A $4.0kg$box is on a frictionless $35°$slope and is connected via a massless string over a massless, frictionless pulley to a hanging $2.0kg$weight. The picture for this situation is similar to FIGURE P$7.39$.

a. What is the tension in the string if the $4.0kg$box is held in place, so that it cannot move?

b. If the box is then released, which way will it move on the slope?

c.
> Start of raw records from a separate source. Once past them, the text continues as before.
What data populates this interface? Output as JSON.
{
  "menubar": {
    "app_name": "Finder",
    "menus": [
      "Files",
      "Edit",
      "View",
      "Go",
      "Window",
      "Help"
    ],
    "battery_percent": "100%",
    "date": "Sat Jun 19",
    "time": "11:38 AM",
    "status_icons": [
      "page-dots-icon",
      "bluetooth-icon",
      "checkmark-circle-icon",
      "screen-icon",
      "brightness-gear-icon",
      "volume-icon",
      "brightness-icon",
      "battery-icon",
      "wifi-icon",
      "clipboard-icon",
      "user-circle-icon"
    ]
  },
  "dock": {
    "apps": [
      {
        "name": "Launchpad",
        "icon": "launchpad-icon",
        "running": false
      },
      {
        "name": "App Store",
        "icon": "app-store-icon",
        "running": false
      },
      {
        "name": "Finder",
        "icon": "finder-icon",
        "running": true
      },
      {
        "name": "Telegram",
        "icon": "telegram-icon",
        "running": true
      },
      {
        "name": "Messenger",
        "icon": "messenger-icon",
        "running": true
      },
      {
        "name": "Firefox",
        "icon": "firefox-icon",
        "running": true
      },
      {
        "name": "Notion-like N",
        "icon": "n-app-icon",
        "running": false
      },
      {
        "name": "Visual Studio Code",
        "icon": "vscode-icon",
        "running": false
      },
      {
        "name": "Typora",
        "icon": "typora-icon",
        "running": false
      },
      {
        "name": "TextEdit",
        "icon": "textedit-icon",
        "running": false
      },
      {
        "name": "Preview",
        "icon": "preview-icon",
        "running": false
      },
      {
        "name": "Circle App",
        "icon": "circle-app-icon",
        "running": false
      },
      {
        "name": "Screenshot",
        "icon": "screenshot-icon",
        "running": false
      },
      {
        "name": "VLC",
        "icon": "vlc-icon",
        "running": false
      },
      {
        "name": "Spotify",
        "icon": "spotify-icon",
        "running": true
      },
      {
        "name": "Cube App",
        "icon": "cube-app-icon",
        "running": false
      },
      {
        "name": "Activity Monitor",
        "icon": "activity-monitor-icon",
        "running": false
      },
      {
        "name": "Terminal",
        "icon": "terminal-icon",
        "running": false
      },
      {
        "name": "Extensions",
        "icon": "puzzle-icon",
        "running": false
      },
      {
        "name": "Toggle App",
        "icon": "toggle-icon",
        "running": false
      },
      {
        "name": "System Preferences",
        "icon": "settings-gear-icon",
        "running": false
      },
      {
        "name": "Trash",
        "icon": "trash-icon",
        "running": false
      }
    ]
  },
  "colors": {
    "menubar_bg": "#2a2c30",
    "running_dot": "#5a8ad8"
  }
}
What is the tension in the string once the box begins to move?

Short answer

(a) Tension in the spring if $4kg$box is held is $19.6N$

(b) The moving direction o the box is anti-clockwise which is mass $m_1$side.

(c) Tension in the spring, while the box is moving, is $20.56N$

Step-by-step solution

Given information (part a)

$m_1=4kg$

$m_2=2kg$

$\theta =35°$

Explanation (part a)

$$\begin{gathered} F_{net}=ma \\ {F}_{net}=m_{1}g\sin \left(\theta \right)-m_{2}g \\ m=m_1+m_2 \\ a=\frac{m_{1}g\sin \left(\theta \right)-m_{2}g}{m_1+m_2} \\ a=\frac{\left(4kg\right)\left(9.8m/s^2\right)\left(\sin \left(35°\right)\right)-\left(2kg\right)\left(9.8m/s^2\right)}{4kg+2kg} \\ a=0.48m/s^2 \end{gathered}$$

If the $4kg$box is held in place, then the tension will be because of only $2kg$box.

Tension T,

localid="1649649415107" $$\begin{gathered} T=m_{2}g \\ =\left(2kg\right)\left(9.8m/s^2\right) \\ =19.6N \end{gathered}$$

Given information (part b)

$m_1=4kg$

$m_2=2kg$

$\theta =35°$

Explanation (part b)

If the box is released direction will be in the anti-clock direction because a is coming positive and we assume the direction of an in anti clock wise direction.

Given information (part c)

$m_1=4kg$

$m_2=2kg$

$\theta =35°$

Explanation (part c)

Tension in the string while box is moving

$$\begin{gathered} F_{net}=ma \\ {T}_2-m_{2}g=m_{2}a \\ {T}_2=m_{2}g+m_{2}a \\ a=0.48m/s^2 \\ {m}_2=2kg \\ {T}_2=\left(2kg\right)\left(9.8m/s^2\right)+\left(2kg\right)\left(0.48m/s^2\right) \\ =20.56N \end{gathered}$$